Born to Viscount Amberley and Katherine, daughter of the 2nd Baron Stanley of Alderley, at Trelleck on May 18, 1872, Russell was orphaned by age four. Raised by his grandparents, Lord and Countess Russell, young Bertrand received a thorough education from a series of tutors, achieving a perfect knowledge of German and French.

In 1890 Russell attended Cambridge University, where he studied philosophy and mathematics under such monumental figures as John McTaggart and Alfred North Whitehead. Along with the latter, Russell composed the three-volume Principia Mathematica (1910-13), a momentous work that advanced new theories in the study of logic. By introducing such ideas as type theory, Principia Mathematica paved the way for other logicians like Kurt Gödel, among others, to build their own mathematical theories. The authors planned a fourth volume on geometry but never completed the project.

Analytic philosophy attempts to clarify specific philosophical problems using epistemology and logic. Incoherence and ambiguity seemed to dominate much philosophical thought, and Russell, along with G. E. Moore, fought for clarity and precision in language. Russell employed logic--which worked so well in its application to mathematics--to philosophy, greatly influencing the history ofthe subject as well as epistemology, metaphysics, and political theory.

Russell divorced his first wife, Alys Smith, in 1921 and married Dora Black, with whom he had a son and daughter, Conrad and Katherine. He supported his family throughout the decade mainly by writing on topics as diverse as physics and education in terms that the general reader could understand. Along with his wife, Russell founded an experimental institution called the Beacon Hill School in 1927.

Concern for general social issues dominated much of Russell's public life. In the early 1900s, he advocated suffrage for women. During World War I, he was thrown in jail for penning a pacifist pamphlet. Before the Second World War, he favored a policy of appeasement, but, by 1941, he recognized the necessity of Adolf Hitler's defeat in order to preserve democracy. Throughout the 1950s and 1960s, Russell protested the Korean and Vietnam conflicts as as well as the development of nuclear arms.

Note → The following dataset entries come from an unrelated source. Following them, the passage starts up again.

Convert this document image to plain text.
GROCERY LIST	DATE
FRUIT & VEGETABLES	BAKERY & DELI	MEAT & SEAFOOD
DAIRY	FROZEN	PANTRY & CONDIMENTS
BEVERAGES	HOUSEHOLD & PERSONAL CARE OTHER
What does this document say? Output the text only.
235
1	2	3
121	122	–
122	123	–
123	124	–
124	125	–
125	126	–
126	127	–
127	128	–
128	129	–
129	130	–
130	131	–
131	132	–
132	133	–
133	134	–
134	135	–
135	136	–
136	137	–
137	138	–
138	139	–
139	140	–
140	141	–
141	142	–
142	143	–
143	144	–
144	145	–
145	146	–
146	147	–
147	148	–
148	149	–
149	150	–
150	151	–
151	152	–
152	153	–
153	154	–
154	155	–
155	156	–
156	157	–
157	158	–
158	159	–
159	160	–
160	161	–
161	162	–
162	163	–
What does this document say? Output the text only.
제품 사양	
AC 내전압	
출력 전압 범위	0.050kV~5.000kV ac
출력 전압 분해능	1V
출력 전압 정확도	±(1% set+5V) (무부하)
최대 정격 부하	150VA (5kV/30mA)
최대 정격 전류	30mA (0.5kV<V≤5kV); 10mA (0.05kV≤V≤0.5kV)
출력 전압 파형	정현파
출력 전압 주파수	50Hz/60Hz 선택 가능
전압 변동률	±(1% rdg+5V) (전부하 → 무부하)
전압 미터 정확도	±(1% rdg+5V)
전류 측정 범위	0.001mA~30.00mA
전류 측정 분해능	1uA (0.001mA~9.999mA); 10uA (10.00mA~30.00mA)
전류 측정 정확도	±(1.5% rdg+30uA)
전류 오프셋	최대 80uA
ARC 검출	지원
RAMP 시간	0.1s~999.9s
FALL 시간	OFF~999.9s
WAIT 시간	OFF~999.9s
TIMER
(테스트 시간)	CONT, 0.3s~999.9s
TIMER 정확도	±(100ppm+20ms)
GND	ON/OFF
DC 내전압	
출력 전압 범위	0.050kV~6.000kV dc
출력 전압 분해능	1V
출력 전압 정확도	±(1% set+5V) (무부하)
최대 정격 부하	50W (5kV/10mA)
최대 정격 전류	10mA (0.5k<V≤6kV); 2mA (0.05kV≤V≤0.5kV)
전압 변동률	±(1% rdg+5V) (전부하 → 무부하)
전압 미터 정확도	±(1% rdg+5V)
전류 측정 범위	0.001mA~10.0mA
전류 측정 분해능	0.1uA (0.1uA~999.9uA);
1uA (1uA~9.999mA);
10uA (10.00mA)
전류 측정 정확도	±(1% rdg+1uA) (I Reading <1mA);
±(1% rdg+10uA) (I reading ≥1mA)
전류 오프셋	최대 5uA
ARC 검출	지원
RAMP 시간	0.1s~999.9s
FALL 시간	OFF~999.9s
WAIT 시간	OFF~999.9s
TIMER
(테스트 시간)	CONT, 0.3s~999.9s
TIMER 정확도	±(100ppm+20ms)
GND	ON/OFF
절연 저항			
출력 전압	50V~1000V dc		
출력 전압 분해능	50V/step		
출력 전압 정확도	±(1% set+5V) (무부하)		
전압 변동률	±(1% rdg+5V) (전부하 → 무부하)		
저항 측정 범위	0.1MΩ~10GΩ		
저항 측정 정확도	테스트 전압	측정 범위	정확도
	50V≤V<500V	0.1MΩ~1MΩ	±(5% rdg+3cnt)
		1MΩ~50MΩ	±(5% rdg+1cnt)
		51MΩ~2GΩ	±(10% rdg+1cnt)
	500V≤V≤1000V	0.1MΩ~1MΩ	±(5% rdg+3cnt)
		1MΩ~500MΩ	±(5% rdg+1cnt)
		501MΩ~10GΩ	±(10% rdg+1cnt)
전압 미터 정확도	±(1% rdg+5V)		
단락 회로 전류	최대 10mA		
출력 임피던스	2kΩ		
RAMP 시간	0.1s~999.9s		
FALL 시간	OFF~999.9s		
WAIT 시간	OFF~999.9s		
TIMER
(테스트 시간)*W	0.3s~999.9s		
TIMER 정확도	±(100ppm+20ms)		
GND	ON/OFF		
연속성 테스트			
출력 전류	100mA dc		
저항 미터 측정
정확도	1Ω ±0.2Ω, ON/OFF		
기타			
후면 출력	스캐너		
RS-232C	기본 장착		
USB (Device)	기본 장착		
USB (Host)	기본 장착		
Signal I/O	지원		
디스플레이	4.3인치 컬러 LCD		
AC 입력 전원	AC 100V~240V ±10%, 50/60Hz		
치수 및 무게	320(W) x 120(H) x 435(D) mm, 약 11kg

Russell's strong beliefs on social matters sometimes clashed with his academic life. In 1916 he was dismissed from his post at Trinity College, Cambridge University, after being jailed for writing a pacifist pamphlet. In Why I Am Not a Christian (1927), Russell described religion's detrimental effects and later argued for agnosticism in A Free Man's Worship (1903). Public outcry forced a court to revoke his contract with the City College of New York, deeming him morally unqualified to teach in 1940. Ironically, much of Russell's moral outlook was, in fact, based on his paternal grandmother's Christian influence--she admonished him to embrace Exodus 23:2, "Thou shalt not follow a multitude to do evil," which Russell admitted shaped him throughout his life. Still, Russell remained an agnostic--like his father--who leaned toward atheism.

In 1949 Russell was awarded the Order of Merit and the Nobel Prize in Literature the next year. Russell died on February 2, 1970, of influenza at the age of ninety-seven.

His many works include Principles of Mathematics (1903); Principles of Social Reconstruction (1916); Roads to Freedom Socialism, Anarchism and Syndicalism (1918); The Problem of China (1922); Power: A New Social Introduction to Its Study (1938); Authority and the Individual (1949); and Unpopular Essays (1950).